Раскаявшийся - Исаак Башевис Зингер
Шрифт:
Интервал:
Закладка:
Светские евреи часто спрашивают: «Откуда вы знаете, что Иаков или Моисей носили в субботу шелковый лапсердак?» И я всегда отвечаю на это: «Моисей никогда не подражал язычникам своего времени, и мы должны поступать точно так же». Если вдруг случится, что идолопоклонники начнут носить шелковые лапсердаки, набожные евреи тут же должны переодеться в обычные пиджаки!
Чтобы понять это, мне пришлось потратить очень много времени, но началось все тем утром, в римском аэропорту.
Я поднялся на борт самолета. Мне удалось сесть на новое место, рядом с какой-то пожилой дамой, летевшей в Грецию. Когда мне понадобилось выйти в туалет, я заметил Присциллу. Она была увлечена беседой с тем молодым человеком, что увивался вокруг нее в аэропорту. Она была так занята разговором, что даже не заметила меня. Очевидно, девушка уже забыла о моем существовании и была всецело поглощена новым знакомым. Если бы в салоне было темно и если бы они накрылись одеялами, Присцилла попыталась бы добиться от него того, чего ей не удалось добиться от меня. Такова суть современных женщин. Не все готовы зайти столь далеко, но философия у них одинаковая: бери от жизни все, пока есть возможность.

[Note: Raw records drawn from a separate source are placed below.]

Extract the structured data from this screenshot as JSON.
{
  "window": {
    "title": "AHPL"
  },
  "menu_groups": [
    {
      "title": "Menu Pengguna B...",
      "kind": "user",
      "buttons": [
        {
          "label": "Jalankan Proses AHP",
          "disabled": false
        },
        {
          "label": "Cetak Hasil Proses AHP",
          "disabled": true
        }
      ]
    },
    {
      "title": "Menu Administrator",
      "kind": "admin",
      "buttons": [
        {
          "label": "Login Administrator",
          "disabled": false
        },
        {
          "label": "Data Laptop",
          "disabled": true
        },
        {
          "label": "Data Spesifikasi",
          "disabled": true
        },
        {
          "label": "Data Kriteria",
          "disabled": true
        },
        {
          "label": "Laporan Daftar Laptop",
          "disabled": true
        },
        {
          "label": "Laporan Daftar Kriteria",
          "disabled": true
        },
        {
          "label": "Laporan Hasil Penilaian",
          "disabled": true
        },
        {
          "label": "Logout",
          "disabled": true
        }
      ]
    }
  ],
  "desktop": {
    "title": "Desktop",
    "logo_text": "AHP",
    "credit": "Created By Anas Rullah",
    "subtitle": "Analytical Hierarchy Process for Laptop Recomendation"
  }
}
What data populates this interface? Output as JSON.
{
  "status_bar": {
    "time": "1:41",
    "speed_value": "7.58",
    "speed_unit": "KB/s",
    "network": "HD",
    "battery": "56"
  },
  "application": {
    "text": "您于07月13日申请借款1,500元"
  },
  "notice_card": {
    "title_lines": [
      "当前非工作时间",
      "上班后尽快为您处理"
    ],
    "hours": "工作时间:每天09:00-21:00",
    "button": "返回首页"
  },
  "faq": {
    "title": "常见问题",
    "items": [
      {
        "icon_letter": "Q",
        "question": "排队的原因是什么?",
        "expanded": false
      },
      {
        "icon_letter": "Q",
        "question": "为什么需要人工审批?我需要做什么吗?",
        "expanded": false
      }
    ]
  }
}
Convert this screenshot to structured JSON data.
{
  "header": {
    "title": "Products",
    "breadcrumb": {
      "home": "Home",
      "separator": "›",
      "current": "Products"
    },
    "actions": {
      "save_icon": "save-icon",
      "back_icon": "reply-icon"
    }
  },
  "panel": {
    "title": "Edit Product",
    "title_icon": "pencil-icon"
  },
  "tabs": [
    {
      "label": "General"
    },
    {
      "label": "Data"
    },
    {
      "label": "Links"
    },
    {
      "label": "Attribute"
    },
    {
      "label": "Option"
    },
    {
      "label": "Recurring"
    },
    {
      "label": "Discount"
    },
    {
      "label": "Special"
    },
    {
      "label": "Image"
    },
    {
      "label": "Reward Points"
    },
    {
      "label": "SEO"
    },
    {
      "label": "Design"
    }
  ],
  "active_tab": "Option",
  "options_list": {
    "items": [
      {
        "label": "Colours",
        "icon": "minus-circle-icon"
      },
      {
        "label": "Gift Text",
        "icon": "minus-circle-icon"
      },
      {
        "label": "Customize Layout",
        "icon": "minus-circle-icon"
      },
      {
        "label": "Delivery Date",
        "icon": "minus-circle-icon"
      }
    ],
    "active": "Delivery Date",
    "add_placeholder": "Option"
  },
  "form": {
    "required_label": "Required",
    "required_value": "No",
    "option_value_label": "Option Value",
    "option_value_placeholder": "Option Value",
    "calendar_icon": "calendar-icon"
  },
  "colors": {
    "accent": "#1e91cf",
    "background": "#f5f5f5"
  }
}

Не могу сказать, чтобы мое прибытие в Израиль произвело на меня такое же действие, как на рабби Нахмана из Брацлава или еще какого-нибудь пусть и не столь знаменитого гостя. В аэропорту Израиля нет ничего собственно еврейского. Правда, надписи были на иврите, и объявления по радио читали тоже на этом языке, но современный иврит почти полностью утратил свой еврейский аромат, уникальность, презрение к мирским иллюзиям. Современный иврит на сто процентов светский. Это все еще иврит — но это уже не священный язык. Язык для строительства кораблей и самолетов, для производства пушек и снарядов не может быть священным. Современный иврит просто проглотил древний священный язык.
Я стоял в очереди и ждал, пока в мой паспорт поставят нужный штамп. Конечно, этот служащий был еврей, а не гой. В его взгляде явно читался след нашего прошлого, но это был только след. Стремление современных евреев походить на гоев уничтожает самою сущность еврейства, которая заключается именно в сохранении отличий от гоев. Я разговаривал со многими здешними евреями, почти все они говорят одно и то же: рассеяние потерпело неудачу, рассеяние было затянувшейся ошибкой, и тому подобное. Но что сталось бы с евреями, если бы они не испытали жизни в рассеянии? Они растворились бы среди других народов. Мы бы не только были рассеяны физически, но и навсегда уничтожены. Некоторые нацисты происходили из еврейских семей, которые обратились в христианство во времена Мендельсона и позже. От ассимиляции до обращения — один шаг, а обращение от нацизма иногда разделяет всего одно или два поколения.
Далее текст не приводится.